Thermodynamics of anion binding to zwitterionic sulfobetaine micelles

One of the most intriguing aspects of zwitterionic surfactant micelles is their propensity to exhibit selectivity in the binding of the anions of added salts. In this work we examine the thermodynamics of the interaction of the strongly bound perchlorate ion and the more weakly bound bromide ion with micelles of N-tetradecyl-N,N-dimethyl-3-ammonio-1-propanesulfonate (SB3-14) in aqueous solution employing enthalpies derived from isothermal titration calorimetry combined with Gibbs free energies derived from literature data for the binding equilibria. In both cases, the binding is exothermic and enthalpy driven, but entropically unfavorable, with only modest changes in the Gibbs free energy as a function of the extent of anion binding. Likewise, perchlorate ion binding was found to have little or no effect on the aggregation numbers of SB3-14 micelles determined by time-resolved fluorescence quenching of pyrene by the N-hexadecylpyridinium cation. The results are interpreted within the context of the factors involved in the ion-pairing between the anions and the positive charge center of the zwitterion headgroup and the interplay between electrostatics, solvent reorganization and a net loss of translational degrees of freedom that accompany anion binding. (C) 2021 Elsevier Inc.
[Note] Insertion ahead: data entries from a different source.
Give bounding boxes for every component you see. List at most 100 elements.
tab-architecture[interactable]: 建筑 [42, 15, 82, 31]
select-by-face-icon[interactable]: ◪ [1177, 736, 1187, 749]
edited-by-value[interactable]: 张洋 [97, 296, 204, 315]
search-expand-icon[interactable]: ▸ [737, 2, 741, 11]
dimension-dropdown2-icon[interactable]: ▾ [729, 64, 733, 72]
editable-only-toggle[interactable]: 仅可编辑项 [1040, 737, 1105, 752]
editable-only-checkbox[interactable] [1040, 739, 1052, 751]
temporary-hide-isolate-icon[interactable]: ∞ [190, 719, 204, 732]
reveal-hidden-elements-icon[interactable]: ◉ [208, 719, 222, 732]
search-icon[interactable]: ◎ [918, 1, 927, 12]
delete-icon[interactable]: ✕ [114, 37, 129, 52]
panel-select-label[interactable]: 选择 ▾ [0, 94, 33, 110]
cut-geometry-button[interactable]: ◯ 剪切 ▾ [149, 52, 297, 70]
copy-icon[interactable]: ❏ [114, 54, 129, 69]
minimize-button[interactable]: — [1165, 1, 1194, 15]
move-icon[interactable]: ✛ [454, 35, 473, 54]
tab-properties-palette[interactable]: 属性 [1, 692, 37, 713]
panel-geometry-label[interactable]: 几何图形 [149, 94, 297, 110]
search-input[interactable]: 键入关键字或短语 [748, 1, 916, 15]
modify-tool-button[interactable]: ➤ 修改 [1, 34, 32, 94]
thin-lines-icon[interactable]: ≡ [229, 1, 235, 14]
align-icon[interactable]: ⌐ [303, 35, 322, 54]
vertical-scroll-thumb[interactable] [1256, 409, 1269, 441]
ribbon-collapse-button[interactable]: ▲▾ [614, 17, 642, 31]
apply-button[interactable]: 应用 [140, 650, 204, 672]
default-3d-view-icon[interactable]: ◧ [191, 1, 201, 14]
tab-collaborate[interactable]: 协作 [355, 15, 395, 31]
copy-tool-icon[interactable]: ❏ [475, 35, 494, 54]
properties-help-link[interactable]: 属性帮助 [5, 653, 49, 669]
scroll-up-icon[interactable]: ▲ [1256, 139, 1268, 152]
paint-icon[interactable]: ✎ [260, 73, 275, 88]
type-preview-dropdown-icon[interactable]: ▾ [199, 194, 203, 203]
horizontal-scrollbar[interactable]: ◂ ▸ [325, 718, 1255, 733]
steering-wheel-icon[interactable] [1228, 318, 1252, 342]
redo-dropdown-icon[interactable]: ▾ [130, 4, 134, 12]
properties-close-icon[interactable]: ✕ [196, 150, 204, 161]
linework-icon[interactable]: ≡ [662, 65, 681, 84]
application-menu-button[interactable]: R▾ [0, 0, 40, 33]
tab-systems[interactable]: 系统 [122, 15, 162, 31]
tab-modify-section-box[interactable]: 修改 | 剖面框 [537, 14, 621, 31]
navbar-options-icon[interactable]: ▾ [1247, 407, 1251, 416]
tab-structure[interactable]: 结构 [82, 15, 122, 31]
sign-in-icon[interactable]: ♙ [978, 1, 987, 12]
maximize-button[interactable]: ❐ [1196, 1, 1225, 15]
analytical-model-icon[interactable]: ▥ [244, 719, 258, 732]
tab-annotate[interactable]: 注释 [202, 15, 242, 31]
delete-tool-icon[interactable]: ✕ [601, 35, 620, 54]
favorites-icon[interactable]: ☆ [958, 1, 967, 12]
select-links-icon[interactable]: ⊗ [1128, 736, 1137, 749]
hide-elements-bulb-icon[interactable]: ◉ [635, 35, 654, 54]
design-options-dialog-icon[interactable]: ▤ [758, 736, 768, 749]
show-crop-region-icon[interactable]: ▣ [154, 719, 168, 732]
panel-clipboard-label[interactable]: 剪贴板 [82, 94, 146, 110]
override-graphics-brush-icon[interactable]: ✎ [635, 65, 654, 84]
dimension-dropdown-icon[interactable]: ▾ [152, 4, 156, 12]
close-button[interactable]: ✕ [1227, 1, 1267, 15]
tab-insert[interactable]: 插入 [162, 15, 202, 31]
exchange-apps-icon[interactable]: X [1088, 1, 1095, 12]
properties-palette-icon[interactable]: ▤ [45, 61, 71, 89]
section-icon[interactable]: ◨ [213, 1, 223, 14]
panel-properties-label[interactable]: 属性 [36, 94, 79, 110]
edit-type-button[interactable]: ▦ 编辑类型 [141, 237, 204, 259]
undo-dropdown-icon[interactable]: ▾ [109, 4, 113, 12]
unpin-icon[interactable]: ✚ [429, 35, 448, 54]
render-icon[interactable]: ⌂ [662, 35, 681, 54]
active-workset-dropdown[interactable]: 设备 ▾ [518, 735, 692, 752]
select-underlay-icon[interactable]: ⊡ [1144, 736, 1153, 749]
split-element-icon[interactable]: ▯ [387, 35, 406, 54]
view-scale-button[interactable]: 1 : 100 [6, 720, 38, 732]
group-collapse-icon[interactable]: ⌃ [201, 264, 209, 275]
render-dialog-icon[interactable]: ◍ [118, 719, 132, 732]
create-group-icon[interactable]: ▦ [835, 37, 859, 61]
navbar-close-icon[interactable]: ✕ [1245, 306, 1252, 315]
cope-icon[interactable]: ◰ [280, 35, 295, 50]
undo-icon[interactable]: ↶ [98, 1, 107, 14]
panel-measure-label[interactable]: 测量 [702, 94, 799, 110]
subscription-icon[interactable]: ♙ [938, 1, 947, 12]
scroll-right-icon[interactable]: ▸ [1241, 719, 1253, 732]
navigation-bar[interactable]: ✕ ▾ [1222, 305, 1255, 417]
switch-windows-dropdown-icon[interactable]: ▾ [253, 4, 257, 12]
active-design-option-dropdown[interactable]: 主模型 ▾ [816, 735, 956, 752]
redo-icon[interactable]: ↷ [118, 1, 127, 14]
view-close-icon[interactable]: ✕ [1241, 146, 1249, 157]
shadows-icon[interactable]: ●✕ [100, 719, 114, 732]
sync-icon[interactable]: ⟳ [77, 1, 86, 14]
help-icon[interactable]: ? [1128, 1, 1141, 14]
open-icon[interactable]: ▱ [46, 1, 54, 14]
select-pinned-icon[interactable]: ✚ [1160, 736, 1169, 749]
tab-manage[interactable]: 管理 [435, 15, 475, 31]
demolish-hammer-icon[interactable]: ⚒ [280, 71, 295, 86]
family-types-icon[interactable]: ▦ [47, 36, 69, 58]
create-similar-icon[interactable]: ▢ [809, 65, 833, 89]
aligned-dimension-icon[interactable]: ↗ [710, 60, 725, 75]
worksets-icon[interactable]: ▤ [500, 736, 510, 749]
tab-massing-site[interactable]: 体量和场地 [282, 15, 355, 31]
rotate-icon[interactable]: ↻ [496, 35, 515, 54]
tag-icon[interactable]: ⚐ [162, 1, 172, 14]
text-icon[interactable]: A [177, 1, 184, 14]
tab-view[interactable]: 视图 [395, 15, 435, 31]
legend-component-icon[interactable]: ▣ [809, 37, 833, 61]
All rights reserved.

Automated summary

One intriguing characteristic of zwitterionic surfactant micelles is their ability to selectively bind anions of added salts. This study investigates the thermodynamics of the interaction between strongly bound perchlorate ions and weakly bound bromide ions with micelles of N-tetradecyl-N,N-dimethyl-3-ammonio-1-propanesulfonate (SB3-14) in aqueous solution. The results indicate that both binding processes are exothermic and driven by enthalpy, but unfavorable in terms of entropy. The Gibbs free energy shows only modest changes as the extent of anion binding increases. Additionally, the binding of perchlorate ions has minimal effect on the aggregation numbers of SB3-14 micelles. These findings are explained by considering factors such as the ion-pairing mechanism between anions and the positive charge center of the zwitterion headgroup, as well as the interplay between electrostatics, solvent reorganization, and the loss of translational degrees of freedom during anion binding.